本就是冲喜的婚约,原本应该的三书六礼皆被简化,国公府自然不敢有所异议,郁南卿本人原本也不抱什么期待。
毕竟前世给郁南柔的聘礼箱子只有寥寥几台,大多还是宫中按照皇子娶妻的规格赐下的。
大齐皇子成婚,送聘礼时按照惯例需要有一名唱单人,唱得越久,就代表夫家对新娘子越为尊重。宁王府的聘礼清单足足唱了大半炷香的时间,久到来国公府看笑话的人都纷纷侧目咋舌。
不仅如此,聘礼中的大件也并非是按照习俗的被褥家具,几乎都被换成了大件的珍品,什么白玉珐琅凤纹韘、玉螭雕松鹤人物插屏等等,更别提还有不少珍惜的古玩字画真迹。
皇家自是不可能拿赝品出来充数,就在众人难以置信的目光中,那唱单太监将礼单一收,拂尘一扫,越过前方的郁国公,径直走到郁南卿面前。
“宁王殿下特意吩咐,这些东西都要亲自交给姑娘。”那太监露出一个和善的笑,恭恭敬敬的将礼单递过去,“姑娘若是觉着没问题,咱家就回去向殿下复命了。”
郁南卿接过礼单,向太监询问:“有劳公公了,请问宁王殿下可安好?”
她这话问出了在场所有人的心声,不是说宁王已经命不久矣了吗?就算人醒了,也该是疯癫到杀人饮血的地步,怎么还能亲自吩咐聘礼?
太监笑眯眯地道:“这些聘礼都是皇后娘娘留给殿下的,一切都按照规格办事,姑娘接受便好。”
对于宁王的病情避而不谈,在场的都是人精,哪里听不出来潜台词?
礼,你收下。
人,反正就是那样了。
“多谢公公了。”郁南卿拢着白狐披风,招来沉香递了袋金瓜子过去。轻缓而又飘渺的嗓音更显羸弱,仿佛轻轻一碰就碎了。
看着这样的郁南卿,跟着太监一块来下聘的宁王府众人不禁有些惋惜:他们这位准王妃的身子是真的很弱,这样的人又能在宁王府活几天?

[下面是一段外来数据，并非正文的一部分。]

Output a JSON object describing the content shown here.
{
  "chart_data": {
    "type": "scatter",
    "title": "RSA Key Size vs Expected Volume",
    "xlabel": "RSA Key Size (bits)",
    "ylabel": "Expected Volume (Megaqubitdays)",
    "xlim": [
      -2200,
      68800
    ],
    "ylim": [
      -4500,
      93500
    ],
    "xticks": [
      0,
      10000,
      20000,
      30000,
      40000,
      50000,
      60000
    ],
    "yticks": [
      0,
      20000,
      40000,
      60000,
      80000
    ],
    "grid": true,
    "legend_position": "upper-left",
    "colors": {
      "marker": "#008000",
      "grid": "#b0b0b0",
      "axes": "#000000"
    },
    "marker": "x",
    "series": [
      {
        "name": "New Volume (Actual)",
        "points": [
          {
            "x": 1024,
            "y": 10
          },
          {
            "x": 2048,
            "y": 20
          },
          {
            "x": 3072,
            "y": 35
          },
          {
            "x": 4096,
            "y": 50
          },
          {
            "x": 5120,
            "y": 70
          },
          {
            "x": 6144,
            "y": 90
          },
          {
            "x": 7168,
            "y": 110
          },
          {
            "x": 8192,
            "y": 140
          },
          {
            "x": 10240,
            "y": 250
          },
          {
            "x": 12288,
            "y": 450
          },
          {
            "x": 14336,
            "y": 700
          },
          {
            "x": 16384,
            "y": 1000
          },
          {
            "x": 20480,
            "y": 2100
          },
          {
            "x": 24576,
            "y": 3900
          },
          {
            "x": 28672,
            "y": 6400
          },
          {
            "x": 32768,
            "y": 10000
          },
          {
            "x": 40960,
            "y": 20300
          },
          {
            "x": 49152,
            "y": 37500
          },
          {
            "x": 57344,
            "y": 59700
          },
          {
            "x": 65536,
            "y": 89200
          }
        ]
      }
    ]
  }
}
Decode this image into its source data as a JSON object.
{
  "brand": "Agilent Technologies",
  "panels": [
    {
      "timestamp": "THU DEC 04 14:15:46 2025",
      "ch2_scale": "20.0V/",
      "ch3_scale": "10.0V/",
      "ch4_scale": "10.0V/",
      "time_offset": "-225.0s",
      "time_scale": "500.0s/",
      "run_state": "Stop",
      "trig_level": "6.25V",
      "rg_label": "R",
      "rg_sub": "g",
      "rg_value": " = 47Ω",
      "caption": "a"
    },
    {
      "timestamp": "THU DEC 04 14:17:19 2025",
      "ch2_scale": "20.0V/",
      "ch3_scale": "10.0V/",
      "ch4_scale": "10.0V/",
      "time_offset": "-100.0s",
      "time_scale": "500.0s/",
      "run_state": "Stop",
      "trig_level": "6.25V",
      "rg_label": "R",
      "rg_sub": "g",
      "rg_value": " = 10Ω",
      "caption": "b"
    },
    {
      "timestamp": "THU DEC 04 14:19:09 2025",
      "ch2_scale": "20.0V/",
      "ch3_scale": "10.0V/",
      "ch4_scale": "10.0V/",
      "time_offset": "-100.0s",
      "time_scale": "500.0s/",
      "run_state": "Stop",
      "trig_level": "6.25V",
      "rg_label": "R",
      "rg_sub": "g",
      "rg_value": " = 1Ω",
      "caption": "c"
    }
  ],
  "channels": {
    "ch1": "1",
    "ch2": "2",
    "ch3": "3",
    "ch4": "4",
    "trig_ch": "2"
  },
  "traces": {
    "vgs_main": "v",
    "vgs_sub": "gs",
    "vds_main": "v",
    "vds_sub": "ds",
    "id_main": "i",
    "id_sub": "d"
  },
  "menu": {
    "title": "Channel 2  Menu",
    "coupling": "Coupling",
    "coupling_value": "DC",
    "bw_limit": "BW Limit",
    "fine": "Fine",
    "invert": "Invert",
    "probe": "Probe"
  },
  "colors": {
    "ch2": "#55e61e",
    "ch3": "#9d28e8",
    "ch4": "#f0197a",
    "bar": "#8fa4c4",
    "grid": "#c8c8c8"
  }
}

郁南卿显然不介意其他人在想什么,外头那么冷,继续待下去怕是又要应付一堆虚假的恭维,礼程一结束就带着沉香回了碧澜轩。
翌日一早天还未亮,郁南卿就被叫起来梳妆打扮。她懒懒的闭着眼,任由身后的嬷嬷摆弄,大红的喜服层层叠叠套到身上,繁复的礼服沉甸甸的压着人,郁南卿望着镜中的自己,终于有了几分出嫁的实感。
如瀑的青丝被盘起,精致的凤冠压下来,配合着流曳到肩的凤钗金步摇,待梳妆结束时外头晨光已经大亮。
上花轿的吉时还要会儿,喜娘提议:“三小姐,可要去前厅拜别国公爷?”
郁南卿眼睛未抬:“等会儿不也要去吗?”
喜娘一噎,她为达官显贵的女儿梳妆过很多回,出嫁时无一不是与娘家人惜惜相别,还是第一回遇到如此冷血的新娘子。
但她也听过这位郁三小姐脾气差的传闻,心里只觉得好笑,在娘家都这么摆脸子,等到了废太子那可怎么办哦?别真连今晚都活不过去。
郁南卿不喜那几个喜娘落在她脸上的目光,给纪嬷嬷使了个眼色,屋内很快清净下来。
纪嬷嬷是纪氏的陪嫁丫鬟,也算是看着郁南卿长大的,如今纪氏已去,她看着郁南卿的红妆,唤了一声:“小姐。”
郁南卿正低头把玩喜服上的衣带,闻言侧过头:“嬷嬷是想让我去祠堂见一见娘?”
纪嬷嬷还未想到这一层:“小姐想去吗?”
“就别让娘为我烦心了吧。”郁南卿摇摇头,声音有些空灵,“如果还能再回国公府,我会去祠堂向娘请罪的。”
纪嬷嬷的眼眶倏地就红了:“小姐……”
“哎,大喜的日子哭什么?我就是国公府待腻了,想换个地方待一待,享受一下品级压我爹一头的殊荣。”郁南卿笑着宽慰纪嬷嬷,“你刚刚想同我说什么?”
纪嬷嬷拿出帕子拭了拭眼睛,凑过身去,在郁南卿耳边低声嘱咐了几句有关洞房之事。
饶是郁南卿重活一世,也从未体验过夫妻之道,再云淡风轻的脸在此刻也不免一红。
纪嬷嬷担心她受委屈,正要再详细解释一遍,郁南卿忙打断了她的话:“嬷嬷,我明白了。”
纪嬷嬷:“小姐,宁王是个暴戾的,到了床……”
“嬷嬷。”郁南卿不得不打断她,强装镇定,“我真的懂。”
纪嬷嬷将信将疑,院子外传来热闹的人声,显然时辰将至,她也无法再详说了,于是招来沉香塞了几本册子过去,低声嘱咐。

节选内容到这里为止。